24 medium-size mushrooms
1/4 cup finely chopped scallions with tops
1 clove garlic, minced
1/4 cup butter
1/2 cup dry bread crumbs
1/4 cup grated Parmesan cheese
2 tablespoons chopped fresh parsley
1/2 teaspoon salt
1/2 teaspoon dried basil leaves
1/4 teaspoon pepper
- Remove stems from mushrooms; mince stems finely.
- Cook and stir mushrooms stems, scallions and garlic in butter over medium heat until tender.
- Remove from heat; stir in remaining ingredients.
- Fill mushroom caps with stuffing mixture.
- Place mushrooms, filled sides up, in greased baking dish.

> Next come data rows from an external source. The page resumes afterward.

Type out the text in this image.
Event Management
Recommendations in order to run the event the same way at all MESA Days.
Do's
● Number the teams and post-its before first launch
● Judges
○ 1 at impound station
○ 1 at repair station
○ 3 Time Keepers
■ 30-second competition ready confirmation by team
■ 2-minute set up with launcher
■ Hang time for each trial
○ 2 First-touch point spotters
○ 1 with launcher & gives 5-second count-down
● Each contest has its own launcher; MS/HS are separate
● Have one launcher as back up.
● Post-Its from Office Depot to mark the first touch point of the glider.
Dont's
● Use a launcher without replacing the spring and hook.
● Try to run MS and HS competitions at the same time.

- Bake at 350 degrees F for 15 minutes.
1 cup crabmeat
1 tablespoon bread crumbs
1 tablespoon onions, minced
1 tablespoon Parmesan cheese, grated
1 teaspoon salt
2 tablespoons parsley; minced
12 mushroom stems, finely chopped
12 mushroom caps
1 egg, beaten
Hot sauce, to taste
- In a bowl, mix crab meat, bread crumbs, onions, cheese, salt, parsley, and chopped mushroom stems.
- Add beaten egg and hot sauce, to taste.
- Stuff mixture into mushroom caps.
- Bake at 300 degrees F until tender, 15 to 30 minutes.